In order to "scale back the pessimism" within the sector, the president of Turismo Costa del Sol, Francisco Salado, on Wednesday outlined the plan to revivify the local tourism sector.
The Diputación chief recognised that the pandemic is having a “devastating effect on tourism in Malaga”. Data released by the Diputación shows that the area will lose out on four million tourists between 15 March and 30 June - a loss of four billion euros to the local economy.
In a survey of employers, half estimate that the recovery will take a year, compared to 40 per cent who consider a period of six months to a year, and eight per cent who place it at less than half a year.

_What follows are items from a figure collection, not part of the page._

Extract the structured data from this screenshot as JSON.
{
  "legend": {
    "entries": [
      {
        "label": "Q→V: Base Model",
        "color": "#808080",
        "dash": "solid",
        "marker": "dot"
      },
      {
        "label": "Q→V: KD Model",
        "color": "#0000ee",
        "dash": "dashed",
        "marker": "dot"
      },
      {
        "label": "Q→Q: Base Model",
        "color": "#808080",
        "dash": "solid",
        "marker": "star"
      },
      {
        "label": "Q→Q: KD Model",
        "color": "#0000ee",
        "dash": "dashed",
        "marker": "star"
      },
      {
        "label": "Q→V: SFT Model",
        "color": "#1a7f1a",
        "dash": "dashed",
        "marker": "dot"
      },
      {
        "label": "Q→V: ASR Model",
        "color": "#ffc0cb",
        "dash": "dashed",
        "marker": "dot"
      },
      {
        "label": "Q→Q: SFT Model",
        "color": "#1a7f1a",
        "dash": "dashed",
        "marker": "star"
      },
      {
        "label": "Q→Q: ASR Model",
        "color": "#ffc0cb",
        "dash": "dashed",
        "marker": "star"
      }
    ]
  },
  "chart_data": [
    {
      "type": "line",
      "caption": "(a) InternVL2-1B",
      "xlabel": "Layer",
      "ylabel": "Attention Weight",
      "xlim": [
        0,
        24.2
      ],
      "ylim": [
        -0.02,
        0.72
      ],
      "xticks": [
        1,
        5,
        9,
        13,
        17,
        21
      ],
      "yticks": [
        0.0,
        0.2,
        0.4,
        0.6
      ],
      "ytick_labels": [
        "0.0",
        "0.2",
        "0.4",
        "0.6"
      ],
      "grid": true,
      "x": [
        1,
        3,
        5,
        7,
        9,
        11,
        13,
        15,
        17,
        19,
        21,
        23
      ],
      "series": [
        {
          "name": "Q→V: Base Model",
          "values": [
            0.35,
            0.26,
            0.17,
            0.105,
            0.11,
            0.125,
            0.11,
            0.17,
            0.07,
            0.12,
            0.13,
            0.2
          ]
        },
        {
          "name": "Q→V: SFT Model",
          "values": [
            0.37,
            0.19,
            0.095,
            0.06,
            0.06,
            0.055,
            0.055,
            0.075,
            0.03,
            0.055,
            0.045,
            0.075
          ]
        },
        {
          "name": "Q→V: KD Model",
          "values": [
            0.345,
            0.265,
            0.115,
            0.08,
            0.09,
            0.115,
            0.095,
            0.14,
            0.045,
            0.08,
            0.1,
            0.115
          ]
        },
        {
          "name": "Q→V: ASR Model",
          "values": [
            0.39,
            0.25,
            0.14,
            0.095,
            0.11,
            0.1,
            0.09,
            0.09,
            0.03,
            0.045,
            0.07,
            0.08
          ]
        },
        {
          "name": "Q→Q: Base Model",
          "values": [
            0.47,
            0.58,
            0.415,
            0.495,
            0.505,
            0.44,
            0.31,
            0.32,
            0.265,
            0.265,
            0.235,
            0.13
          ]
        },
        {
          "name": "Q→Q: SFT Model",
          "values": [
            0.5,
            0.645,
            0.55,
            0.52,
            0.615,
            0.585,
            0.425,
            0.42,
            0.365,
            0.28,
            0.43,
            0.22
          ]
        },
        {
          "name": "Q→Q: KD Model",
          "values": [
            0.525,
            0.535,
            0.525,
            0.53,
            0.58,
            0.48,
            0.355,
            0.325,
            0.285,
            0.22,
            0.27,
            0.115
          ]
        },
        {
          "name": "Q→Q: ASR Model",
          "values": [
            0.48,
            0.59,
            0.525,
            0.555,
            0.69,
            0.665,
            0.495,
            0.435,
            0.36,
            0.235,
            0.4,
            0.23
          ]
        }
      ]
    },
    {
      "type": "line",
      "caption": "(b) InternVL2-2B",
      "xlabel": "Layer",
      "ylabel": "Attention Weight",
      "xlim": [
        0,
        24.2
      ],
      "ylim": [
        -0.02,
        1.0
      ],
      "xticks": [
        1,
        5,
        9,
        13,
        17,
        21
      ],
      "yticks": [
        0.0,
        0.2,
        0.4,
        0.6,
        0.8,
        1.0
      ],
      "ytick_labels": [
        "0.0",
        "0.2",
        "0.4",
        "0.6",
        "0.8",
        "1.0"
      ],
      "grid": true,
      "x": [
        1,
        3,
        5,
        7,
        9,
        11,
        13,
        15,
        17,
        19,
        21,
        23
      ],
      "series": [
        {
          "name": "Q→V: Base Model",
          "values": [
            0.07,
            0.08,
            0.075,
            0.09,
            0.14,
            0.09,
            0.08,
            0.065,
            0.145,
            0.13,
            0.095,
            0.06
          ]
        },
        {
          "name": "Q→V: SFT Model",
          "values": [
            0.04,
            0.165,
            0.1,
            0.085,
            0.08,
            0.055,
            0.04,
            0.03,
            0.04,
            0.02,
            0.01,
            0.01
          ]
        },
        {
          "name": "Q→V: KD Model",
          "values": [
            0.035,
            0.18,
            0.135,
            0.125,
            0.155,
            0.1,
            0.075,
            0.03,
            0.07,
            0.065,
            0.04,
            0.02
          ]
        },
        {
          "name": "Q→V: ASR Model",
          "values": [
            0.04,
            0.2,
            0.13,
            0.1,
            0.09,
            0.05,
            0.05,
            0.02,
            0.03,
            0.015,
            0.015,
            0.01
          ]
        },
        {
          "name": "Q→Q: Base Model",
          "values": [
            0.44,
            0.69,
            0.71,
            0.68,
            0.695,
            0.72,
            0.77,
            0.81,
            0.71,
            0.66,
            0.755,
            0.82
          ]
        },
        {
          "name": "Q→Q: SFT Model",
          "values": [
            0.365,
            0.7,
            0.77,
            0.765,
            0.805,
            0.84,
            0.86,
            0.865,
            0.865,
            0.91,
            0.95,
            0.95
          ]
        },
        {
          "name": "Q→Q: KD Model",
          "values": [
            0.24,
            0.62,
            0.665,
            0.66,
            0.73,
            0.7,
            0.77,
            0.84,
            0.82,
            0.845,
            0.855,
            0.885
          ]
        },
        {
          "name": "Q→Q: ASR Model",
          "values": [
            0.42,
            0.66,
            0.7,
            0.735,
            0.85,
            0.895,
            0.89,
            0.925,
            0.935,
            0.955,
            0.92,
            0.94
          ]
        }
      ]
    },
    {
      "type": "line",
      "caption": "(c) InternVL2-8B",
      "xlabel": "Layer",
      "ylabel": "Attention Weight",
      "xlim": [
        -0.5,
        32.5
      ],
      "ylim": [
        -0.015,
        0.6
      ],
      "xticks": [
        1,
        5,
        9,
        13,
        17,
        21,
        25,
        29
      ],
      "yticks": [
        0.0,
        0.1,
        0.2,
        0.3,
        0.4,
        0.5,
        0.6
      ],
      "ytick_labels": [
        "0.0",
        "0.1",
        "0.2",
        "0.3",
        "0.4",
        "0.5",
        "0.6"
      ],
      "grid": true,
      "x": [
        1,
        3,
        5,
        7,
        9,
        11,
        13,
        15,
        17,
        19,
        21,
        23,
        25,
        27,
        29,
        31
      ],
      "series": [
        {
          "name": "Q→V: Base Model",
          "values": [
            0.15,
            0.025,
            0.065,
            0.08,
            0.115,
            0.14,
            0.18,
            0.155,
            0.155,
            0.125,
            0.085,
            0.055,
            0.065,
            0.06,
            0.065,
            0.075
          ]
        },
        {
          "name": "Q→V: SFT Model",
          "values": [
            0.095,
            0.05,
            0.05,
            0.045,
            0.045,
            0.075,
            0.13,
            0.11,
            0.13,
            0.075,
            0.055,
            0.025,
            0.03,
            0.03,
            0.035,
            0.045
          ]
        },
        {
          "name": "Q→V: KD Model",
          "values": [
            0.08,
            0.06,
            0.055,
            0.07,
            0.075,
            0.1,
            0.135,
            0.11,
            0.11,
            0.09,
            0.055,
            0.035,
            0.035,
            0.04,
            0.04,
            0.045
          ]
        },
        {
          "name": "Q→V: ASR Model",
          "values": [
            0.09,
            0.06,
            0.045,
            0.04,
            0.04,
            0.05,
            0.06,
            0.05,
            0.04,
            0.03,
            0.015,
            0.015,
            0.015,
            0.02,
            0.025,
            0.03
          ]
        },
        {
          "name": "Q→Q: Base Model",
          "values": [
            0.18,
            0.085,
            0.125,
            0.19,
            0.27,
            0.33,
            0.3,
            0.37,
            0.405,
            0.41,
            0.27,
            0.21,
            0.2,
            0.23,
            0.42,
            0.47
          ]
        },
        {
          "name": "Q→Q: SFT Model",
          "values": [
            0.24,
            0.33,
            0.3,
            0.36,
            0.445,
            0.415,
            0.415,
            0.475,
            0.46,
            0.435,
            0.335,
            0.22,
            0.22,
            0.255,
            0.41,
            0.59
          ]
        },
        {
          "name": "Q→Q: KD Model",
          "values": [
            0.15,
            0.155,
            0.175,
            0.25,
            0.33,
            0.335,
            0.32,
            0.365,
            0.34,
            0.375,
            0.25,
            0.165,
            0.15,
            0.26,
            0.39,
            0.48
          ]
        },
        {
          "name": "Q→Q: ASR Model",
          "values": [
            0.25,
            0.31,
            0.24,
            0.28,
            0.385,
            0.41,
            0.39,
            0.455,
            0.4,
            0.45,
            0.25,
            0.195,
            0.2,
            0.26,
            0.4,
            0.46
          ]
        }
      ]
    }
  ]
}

However, after having formed a thinktank with experts including industry professionals such as Carlos Diez de la Lastra, director of Les Roches Marbella, the former director of the World Tourism Organization (UNWTO), Carlos Vogeler, and the director of Malaga Airport, Pedro Bendala, Salado insists that there is “light at the end of the tunnel”. On Wednesday he outlined ten broad strategies designed to help the sector recover.
Having already launched a one-million-euro online promotional campaign in key European markets, the plan proposes, among other things: targeting Spanish tourists in areas with good rail connections; taking part in marketing campaigns with airports operator Aena; working with consulates to combat advice warning against travel to Spain; promoting flexibility on dates and cancellations; competitive pricing; and the use of social media and big data.

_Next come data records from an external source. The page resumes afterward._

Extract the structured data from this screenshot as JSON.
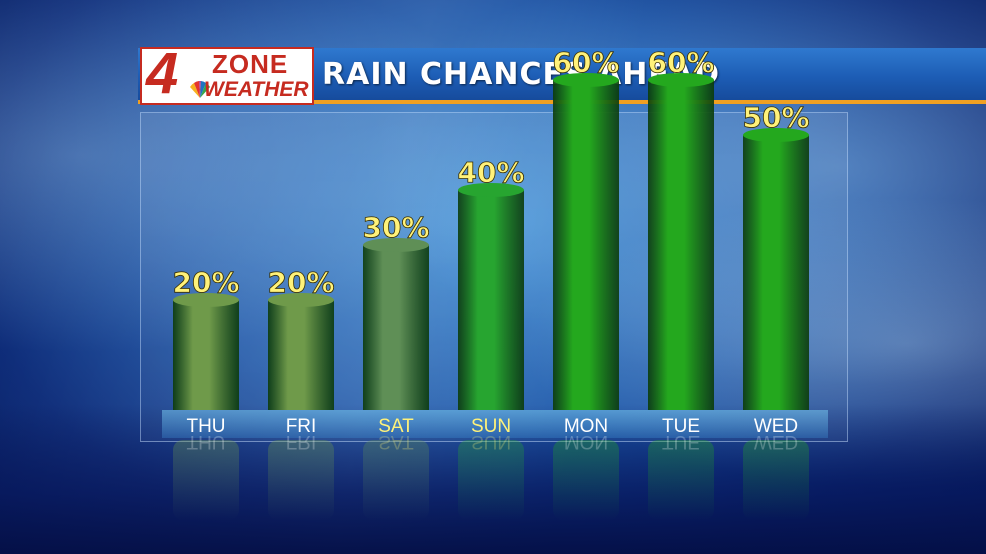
{
  "logo": {
    "number": "4",
    "zone": "ZONE",
    "weather": "WEATHER",
    "brand_color": "#c62b20"
  },
  "header": {
    "title": "RAIN CHANCES AHEAD",
    "accent_color": "#f0a022"
  },
  "chart_data": {
    "type": "bar",
    "title": "RAIN CHANCES AHEAD",
    "categories": [
      "THU",
      "FRI",
      "SAT",
      "SUN",
      "MON",
      "TUE",
      "WED"
    ],
    "values": [
      20,
      20,
      30,
      40,
      60,
      60,
      50
    ],
    "labels": [
      "20%",
      "20%",
      "30%",
      "40%",
      "60%",
      "60%",
      "50%"
    ],
    "unit": "%",
    "ylim": [
      0,
      100
    ],
    "grid": false,
    "label_colors": [
      "#ffffff",
      "#ffffff",
      "#fff27a",
      "#fff27a",
      "#ffffff",
      "#ffffff",
      "#ffffff"
    ],
    "bar_colors": [
      "#6f9a4a",
      "#6f9a4a",
      "#5f8f56",
      "#27a530",
      "#24a81e",
      "#24a81e",
      "#24a81e"
    ]
  }
}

The key to this recovery, however, according to Salado will be the 270,000 foreigners with second homes (of which 160,000 are European)on the Costa del Sol. “They will be our best ambassadors, showing others that the Costa is back to normal,” he said.
These broad strategies will be backed up by a number of specific actions too. The first will be to reopen what has become inland Malaga’s star attraction, the Caminito del Rey daredevil walkway. Salado said that they were already working with the local town halls and the operator with a view to reopening on 29 May.

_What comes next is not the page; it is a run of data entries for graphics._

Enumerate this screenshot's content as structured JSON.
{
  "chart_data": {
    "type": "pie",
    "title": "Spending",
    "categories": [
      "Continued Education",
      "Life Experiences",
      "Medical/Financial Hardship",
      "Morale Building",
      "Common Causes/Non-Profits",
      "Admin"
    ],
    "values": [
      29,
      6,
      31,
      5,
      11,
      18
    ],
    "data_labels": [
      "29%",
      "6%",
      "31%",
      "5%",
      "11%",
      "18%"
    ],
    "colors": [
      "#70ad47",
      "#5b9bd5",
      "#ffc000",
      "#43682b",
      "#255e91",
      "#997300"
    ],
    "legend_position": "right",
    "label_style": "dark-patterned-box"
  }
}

“Reopening on the 29th will depend on the conditions set by the government and whether Malaga province can enter into phase one of the lockdown easing. If we get the answer we’re looking for, we’ll reopen the ticketing platform on 14 May,” he said.
Salado also revealed that a system to control the capacity on the beaches of Malaga province was being tested in Torremolinos and Rincón de la Victoria.
After pushing for the use of beaches to be included the second phase of lockdown easing, Salado explained that “the goal is to achieve safe beaches for the start of tourist season”. He explained that this system would achieve this by using “mapping tools to measure the size of the beaches in order to be able to apply the capacity restrictions established by the government to make them Covid-free zones. This tool will allow us to measure the capacity in real time”.
Another new proposal revealed by Salado was that of reducing the IVA payable by golf courses from 21 per cent to 10 per cent and reducing it from 10 to four per cent for tourism. Salado brought these suggestions to the Minister of Industry, Trade and Tourism, Reyes Maroto, during a conference call on Monday.